Jacques Majorelle désire également renouveler les Arts décoratifs, en s’inspirant de la tradition marocaine. Il achète en 1923 un grand jardin à palmeraie, sur laquelle il fait construire une maison de style mauresque, ainsi que des ateliers derrière sa villa. Il s’allie la main d’œuvre locale, et fait réaliser des cuirs d’art, de la maroquinerie, et des meubles en bois fin dans ses ateliers, dont son épouse Andrée assure la gestion. Ses créations sont présentées à Paris à l’Exposition des Arts décoratifs de 1925, dont il effectue partiellement le décor. Il réalise également les décors de l’hôtel Mamounia à Marrakech, en particulier le plafond de la grande salle à manger, qu’il peint de motifs d’inspiration berbère.

A partir de 1930, Jacques Majorelle adhère au goût pour l’Afrique noire, et se consacre presque exclusivement au thème des négresses nues. Il représente avec une grande sensualité ces femmes nues dans la végétation luxuriante de son jardin. Afin d’accentuer l’aspect cuivré de leur carnation, il rehausse la peinture de poudres métalliques, donnant une teinte d’or, d’argent et de bronze aux chairs. Cette nouvelle série, présentée à Paris en 1934 à la galerie Charpentier, remporte un grand succès auprès des collectionneurs.

Estimation, prix et cote de Jacques Majorelle

Pendant la Seconde guerre mondiale, il effectue de nombreuses excursions dans l’Atlas. A l’issue de la guerre en 1945, il se rend au Soudan, en Guinée, en Côte d’Ivoire, au Niger et au Sénégal à la recherche de modèles. Ces voyages suscitent des changements dans sa manière. Sa palette devient plus vive, et il accentue les contrastes. Un accident de voiture en 1955 met cependant un terme à ses excursions. Amputé d’un pied, il reste désormais à Marrakech, avant d’être rapatrié en France à la suite d’une fracture du fémur. Il y décède en 1962. Les jardins de sa villa de Marrakech, rachetés dans les années 1980 par Yves Saint-Laurent et Pierre Bergé, sont connus encore aujourd’hui sous le nom de jardins Majorelle.

Les toiles de Jacques Majorelle bénéficient de la faveur des collectionneurs pour les toiles orientalistes depuis les années 2000, ainsi que de l’exposition en son honneur au musée des Beaux-Arts de Nancy puis à l’Institut du Monde Arabe à Paris en 1999-2000. La croissance des prix de vente a été fortement freinée en 2009, mais connait un renouveau depuis 2019. C’est surtout en France et au Maroc que s’échangent les œuvres de Jacques Majorelle. Les peintures constituent uniquement la moitié des lots vendus, laissant la part belle aux dessins et estampes (33% des ventes).
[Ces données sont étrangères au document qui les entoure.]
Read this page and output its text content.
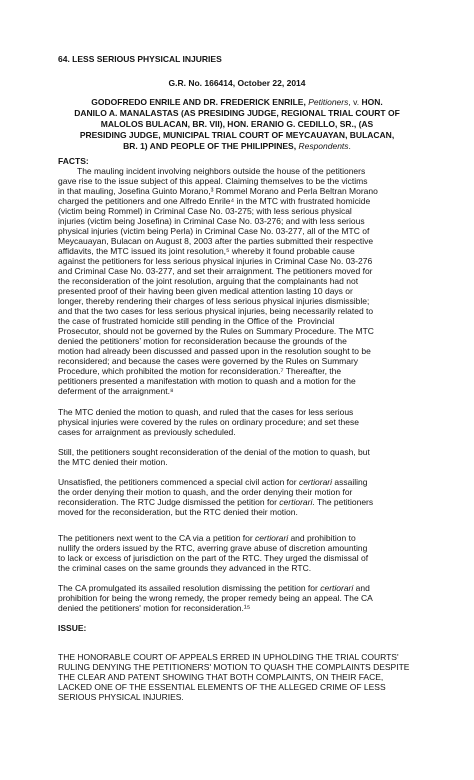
64. LESS SERIOUS PHYSICAL INJURIES
G.R. No. 166414, October 22, 2014
GODOFREDO ENRILE AND DR. FREDERICK ENRILE, Petitioners, v. HON.
DANILO A. MANALASTAS (AS PRESIDING JUDGE, REGIONAL TRIAL COURT OF
MALOLOS BULACAN, BR. VII), HON. ERANIO G. CEDILLO, SR., (AS
PRESIDING JUDGE, MUNICIPAL TRIAL COURT OF MEYCAUAYAN, BULACAN,
BR. 1) AND PEOPLE OF THE PHILIPPINES, Respondents.
FACTS:
The mauling incident involving neighbors outside the house of the petitioners
gave rise to the issue subject of this appeal. Claiming themselves to be the victims
in that mauling, Josefina Guinto Morano,³ Rommel Morano and Perla Beltran Morano
charged the petitioners and one Alfredo Enrile⁴ in the MTC with frustrated homicide
(victim being Rommel) in Criminal Case No. 03-275; with less serious physical
injuries (victim being Josefina) in Criminal Case No. 03-276; and with less serious
physical injuries (victim being Perla) in Criminal Case No. 03-277, all of the MTC of
Meycauayan, Bulacan on August 8, 2003 after the parties submitted their respective
affidavits, the MTC issued its joint resolution,⁵ whereby it found probable cause
against the petitioners for less serious physical injuries in Criminal Case No. 03-276
and Criminal Case No. 03-277, and set their arraignment. The petitioners moved for
the reconsideration of the joint resolution, arguing that the complainants had not
presented proof of their having been given medical attention lasting 10 days or
longer, thereby rendering their charges of less serious physical injuries dismissible;
and that the two cases for less serious physical injuries, being necessarily related to
the case of frustrated homicide still pending in the Office of the  Provincial
Prosecutor, should not be governed by the Rules on Summary Procedure. The MTC
denied the petitioners’ motion for reconsideration because the grounds of the
motion had already been discussed and passed upon in the resolution sought to be
reconsidered; and because the cases were governed by the Rules on Summary
Procedure, which prohibited the motion for reconsideration.⁷ Thereafter, the
petitioners presented a manifestation with motion to quash and a motion for the
deferment of the arraignment.⁸
The MTC denied the motion to quash, and ruled that the cases for less serious
physical injuries were covered by the rules on ordinary procedure; and set these
cases for arraignment as previously scheduled.
Still, the petitioners sought reconsideration of the denial of the motion to quash, but
the MTC denied their motion.
Unsatisfied, the petitioners commenced a special civil action for certiorari assailing
the order denying their motion to quash, and the order denying their motion for
reconsideration. The RTC Judge dismissed the petition for certiorari. The petitioners
moved for the reconsideration, but the RTC denied their motion.
The petitioners next went to the CA via a petition for certiorari and prohibition to
nullify the orders issued by the RTC, averring grave abuse of discretion amounting
to lack or excess of jurisdiction on the part of the RTC. They urged the dismissal of
the criminal cases on the same grounds they advanced in the RTC.
The CA promulgated its assailed resolution dismissing the petition for certiorari and
prohibition for being the wrong remedy, the proper remedy being an appeal. The CA
denied the petitioners' motion for reconsideration.¹⁵
ISSUE:
THE HONORABLE COURT OF APPEALS ERRED IN UPHOLDING THE TRIAL COURTS'
RULING DENYING THE PETITIONERS' MOTION TO QUASH THE COMPLAINTS DESPITE
THE CLEAR AND PATENT SHOWING THAT BOTH COMPLAINTS, ON THEIR FACE,
LACKED ONE OF THE ESSENTIAL ELEMENTS OF THE ALLEGED CRIME OF LESS
SERIOUS PHYSICAL INJURIES.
Le même constat s’opère en termes de valeurs (35% du CA pour les dessins et estampes). La fourchette moyenne des prix pour ces deux supports est de 10 000 à 50 000 €. C’est cependant une peinture qui détient le record des ventes, La Kasbah rouge (Freija) (1924), vendue en 2011 à Paris pour 1 100 000 €. Bien que Jacques Majorelle se soit attaché à renouveler les Arts décoratifs, les ventes de mobilier sont très rares, et représentent des sommes bien plus modestes (500 à 7 500€).